Karaayvaz; "Bu virüsle tıp dünyası ilk defa karşılaşıyor. Tabi biz bir şeyle ilgili bilgi verebilmek için geçmişteki örneklerimize kıyaslayarak bilgi verebiliyoruz. Bu virüsü kıyaslayabileceğimiz bir şey yok. Ama benim kendi kişisel görüşüme göre bu virüsün Türkiye`de daha 1 buçuk senesi var. Çünkü belli bir pikten sonra azalacak belki ama yerel, lokal patlamalarla devam edecek bir virüs. Ben 2022`nin Mayıs-Haziran ayına kadar süreceğini düşünüyorum bu işin yani. Çünkü geçmişteki İspanyol gribine bakıyorsunuz, ciddi pandemi süreçlerine bakıyorsunuz 1-2 yıldan önce biten bir virüs yok. O yüzden ben önümüzde daha 1 buçuk sene var diye düşünüyorum" dedi.
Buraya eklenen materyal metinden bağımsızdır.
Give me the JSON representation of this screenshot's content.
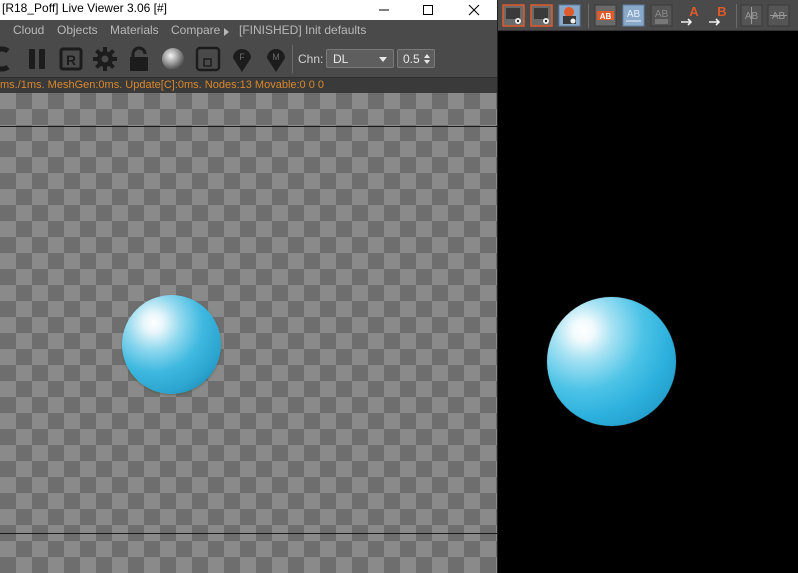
{
  "window": {
    "title": "[R18_Poff] Live Viewer 3.06 [#]"
  },
  "menu": {
    "items": [
      "Cloud",
      "Objects",
      "Materials",
      "Compare"
    ],
    "status": "[FINISHED] Init defaults"
  },
  "toolbar": {
    "icons": [
      "restart-icon",
      "pause-icon",
      "region-render-icon",
      "settings-gear-icon",
      "lock-icon",
      "material-ball-icon",
      "frame-icon",
      "focus-pick-icon",
      "material-pick-icon"
    ],
    "channel_label": "Chn:",
    "channel_value": "DL",
    "exposure_value": "0.5"
  },
  "stats": {
    "text": "ms./1ms. MeshGen:0ms. Update[C]:0ms. Nodes:13 Movable:0  0 0"
  },
  "right_toolbar": {
    "icons": [
      "snapshot-a-icon",
      "snapshot-b-icon",
      "snapshot-compare-icon",
      "ab-red-icon",
      "ab-blue-icon",
      "ab-gray-icon",
      "send-to-a-icon",
      "send-to-b-icon",
      "ab-split-vertical-icon",
      "ab-split-horizontal-icon"
    ],
    "send_a_label": "A",
    "send_b_label": "B",
    "ab_label": "AB"
  },
  "colors": {
    "stats_text": "#d9882c",
    "accent_orange": "#e05a2a",
    "sphere": "#3fb9e0"
  }
}
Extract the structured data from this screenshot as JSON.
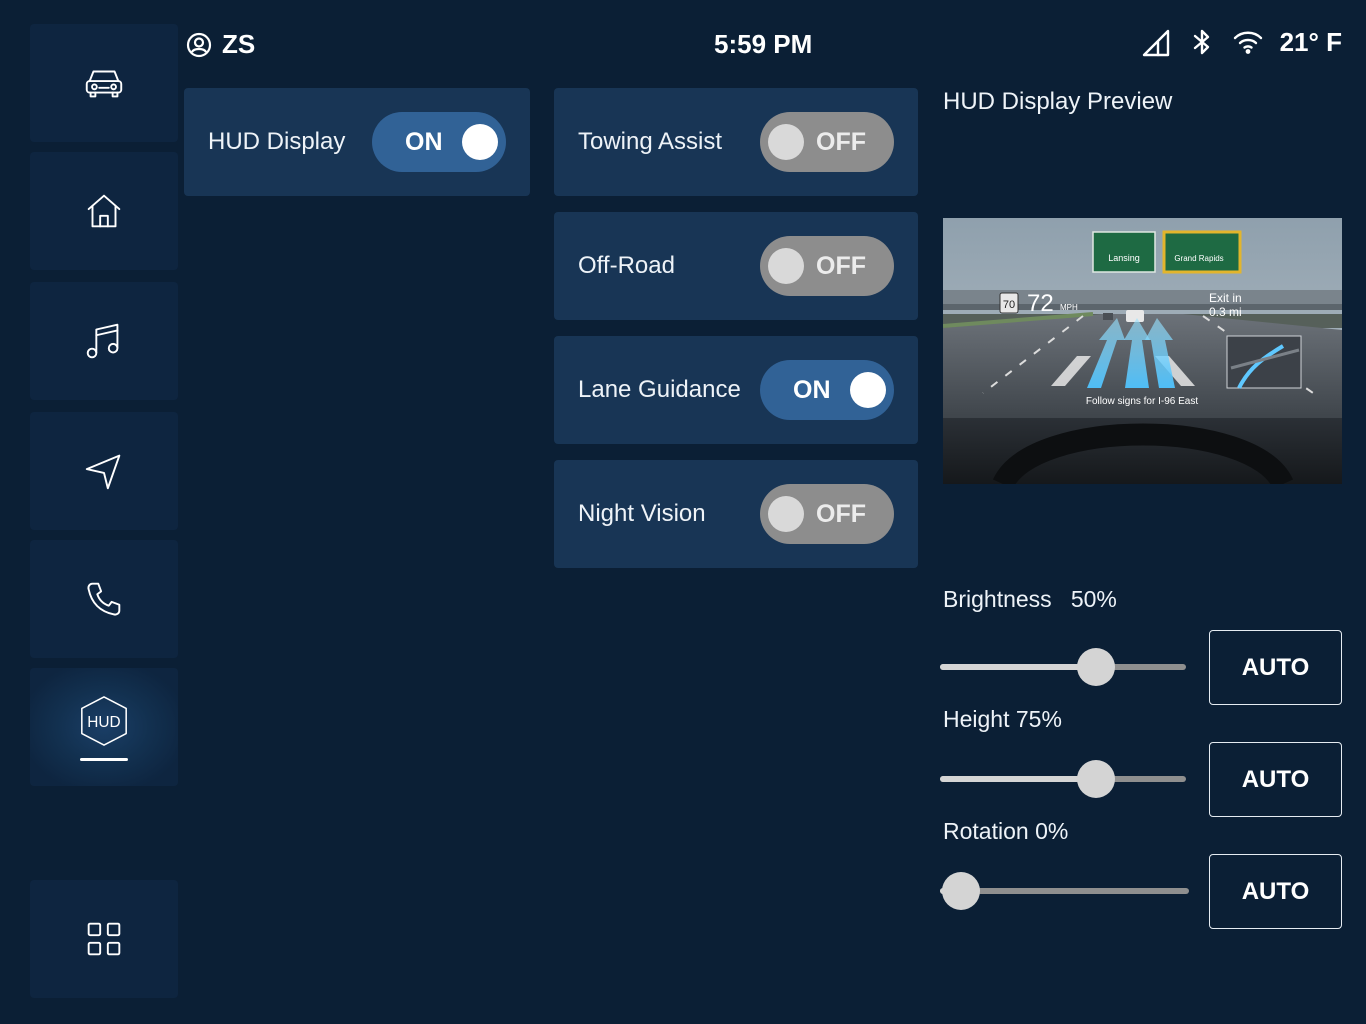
{
  "status_bar": {
    "user_initials": "ZS",
    "time": "5:59 PM",
    "temperature": "21° F"
  },
  "sidebar": {
    "items": [
      {
        "name": "car",
        "icon": "car-icon"
      },
      {
        "name": "home",
        "icon": "home-icon"
      },
      {
        "name": "music",
        "icon": "music-note-icon"
      },
      {
        "name": "navigation",
        "icon": "navigation-arrow-icon"
      },
      {
        "name": "phone",
        "icon": "phone-icon"
      },
      {
        "name": "hud",
        "icon": "hud-hexagon-icon",
        "label": "HUD",
        "active": true
      },
      {
        "name": "apps",
        "icon": "apps-grid-icon"
      }
    ]
  },
  "toggles": {
    "hud_display": {
      "label": "HUD Display",
      "state": "ON"
    },
    "towing_assist": {
      "label": "Towing Assist",
      "state": "OFF"
    },
    "off_road": {
      "label": "Off-Road",
      "state": "OFF"
    },
    "lane_guidance": {
      "label": "Lane Guidance",
      "state": "ON"
    },
    "night_vision": {
      "label": "Night Vision",
      "state": "OFF"
    }
  },
  "preview": {
    "title": "HUD Display Preview",
    "speed_limit": "70",
    "speed": "72",
    "speed_unit": "MPH",
    "exit_line1": "Exit in",
    "exit_line2": "0.3 mi",
    "sign_left": "Lansing",
    "sign_right": "Grand Rapids",
    "instruction": "Follow signs for I-96 East"
  },
  "sliders": {
    "brightness": {
      "label": "Brightness",
      "value_text": "50%",
      "level": 0.66,
      "auto_label": "AUTO"
    },
    "height": {
      "label": "Height",
      "value_text": "75%",
      "level": 0.66,
      "auto_label": "AUTO"
    },
    "rotation": {
      "label": "Rotation",
      "value_text": "0%",
      "level": 0.0,
      "auto_label": "AUTO"
    }
  },
  "colors": {
    "background": "#0b1f35",
    "card": "#183555",
    "toggle_on": "#316296",
    "toggle_off": "#8d8d8d"
  }
}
"Virüs bize alışacak biz virüse alışacağız"
ÇOMÜ Tıp Fakültesi Hastanesi Başhekimi Muammer Karaayvaz, "Koronavirüsü de SARS dediğimiz domuz gribi ya da kuş gribi grubunun içinden bir tanesi. Ama bu virüsün farklı bir şeyi var mutasyona uğrayabiliyor. Mutasyona uğramasının ötesinde çabuk yayılabilen bir virüs. Bu da bize şunu gösteriyor, sanki bir laboratuvar elinden çıkmış bir virüs gibi. Virüs aslında insana girdiğinde öldürme gayesiyle de girmiyor birlikte yaşayabilir miyiz diye giriyor. Koronavirüsü ile de birbirimize alışacağız sanırım zamanla, o da mutasyona uğrayarak diğer gripler gibi olacak. Tamamen kökten hayatımızdan çıkmayacak virüs bize alışacak biz virüse alışacağız" diyerek sözlerini noktaladı.